Verwirrt schüttelte ich den Kopf. „Was meinst du damit?" Auf einmal blitzte ein Gedanke in meinem Kopf auf. Sie hat sich doch nicht selber...? Unwillig schüttelte ich wieder meinen Kopf, wollte die unliebsamen Überlegungen wieder fortscheuchen. „Nein."

„Ich weiß zwar nicht, warum du deinen Kopf wild hin- und her bewegst, als würdest du wollen, dass er von deinen Schultern rollt, aber es wird nicht verhindern, was geschehen ist", drang Dasyls trockene Stimme an mein Ohr. „Sie hat es sich selbst zugefügt."

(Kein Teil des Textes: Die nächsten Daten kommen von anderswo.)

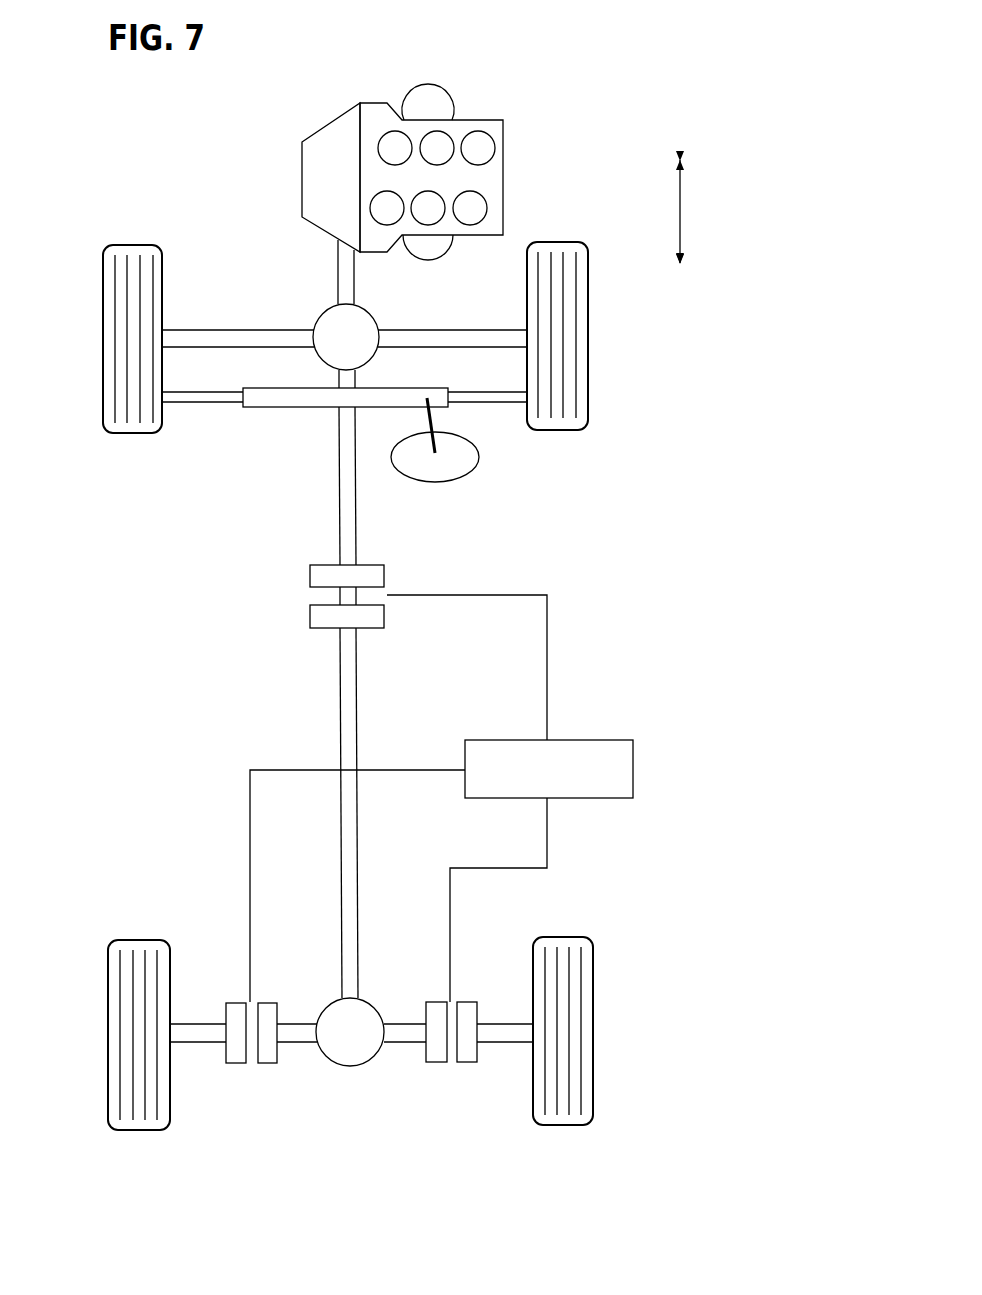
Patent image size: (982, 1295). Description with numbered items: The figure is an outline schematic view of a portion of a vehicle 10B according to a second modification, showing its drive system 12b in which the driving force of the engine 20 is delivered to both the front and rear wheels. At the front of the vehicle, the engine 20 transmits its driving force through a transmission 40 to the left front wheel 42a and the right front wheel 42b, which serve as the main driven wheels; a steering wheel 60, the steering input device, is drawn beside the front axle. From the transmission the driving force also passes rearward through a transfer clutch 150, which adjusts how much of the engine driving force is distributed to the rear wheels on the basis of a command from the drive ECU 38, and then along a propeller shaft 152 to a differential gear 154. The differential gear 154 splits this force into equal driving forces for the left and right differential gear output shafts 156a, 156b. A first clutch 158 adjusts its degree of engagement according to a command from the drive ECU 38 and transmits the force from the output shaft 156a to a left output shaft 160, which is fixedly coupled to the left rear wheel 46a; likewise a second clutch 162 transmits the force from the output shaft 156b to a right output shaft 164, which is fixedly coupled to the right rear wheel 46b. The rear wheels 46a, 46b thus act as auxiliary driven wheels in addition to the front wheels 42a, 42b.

The vehicle 10B is at (133, 105).
The drive system 12b is at (310, 108).
The engine 20 is at (480, 118).
The transmission 40 is at (315, 183).
The left front wheel 42a is at (113, 363).
The right front wheel 42b is at (578, 360).
The steering wheel 60 is at (417, 468).
The transfer clutch 150 is at (292, 562).
The propeller shaft 152 is at (352, 701).
The drive ECU 38 is at (605, 747).
The left rear wheel 46a is at (108, 1014).
The right rear wheel 46b is at (593, 1010).
The differential gear 154 is at (370, 1013).
The differential gear output shaft 156a is at (308, 1038).
The differential gear output shaft 156b is at (395, 1040).
The first clutch 158 is at (218, 1072).
The left output shaft 160 is at (200, 1033).
The second clutch 162 is at (482, 1072).
The right output shaft 164 is at (502, 1030).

Mein Blick, der sich vernebelnd dem Boden zugeneigt hatte, klärte sich binnen eines winzigen Momentes und ich hob abrupt meinen Kopf, den Layphen fixierend. „Nein. Das kann sie nicht. Welchen Grund sollte sie...?" Ich stockte. Hatte ich ihr mit meinen Schilderungen ihrer Zukunft am gestrigen Abend nicht ausreichend Gründe geliefert, ihrem Leben selbst ein Ende bereiten zu wollen, bevor die Monster an dieser Akademie sich an ihrem Blut laben konnten? Ihre lauten Schluchzer drangen wieder an mein Ohr, als wäre der Morgen nie angebrochen und ein wild prickelndes Schuldbewusstsein befahl mich. Sollte ich daran schuld sein, dass sich ein Menschenmädchen umgebracht hatte? Ein Schleier befiel meinen Blick und trübte meine Sicht, langsam kriechender Schock und Unglaube ließen meine Glieder verharren und meine Gedanken verstummen. Es war der erste Moment in meinem Leben, in dem ich nichts mehr fühlte, denn der Schreck darüber, an dem Mord eines unschuldigen Mädchens beteiligt zu sein, hatte alles andere hinter einer unüberwindbaren Mauer verschwinden lassen. Diese Empfindung hatte keine einzige aufgeflogene Missetat in mir aufkommen lassen und ich gewann einen ersten Einblick in das, was die Welt der Nereidenwächterin, Adrienne, so verhärmt und dunkel hatte werden lassen.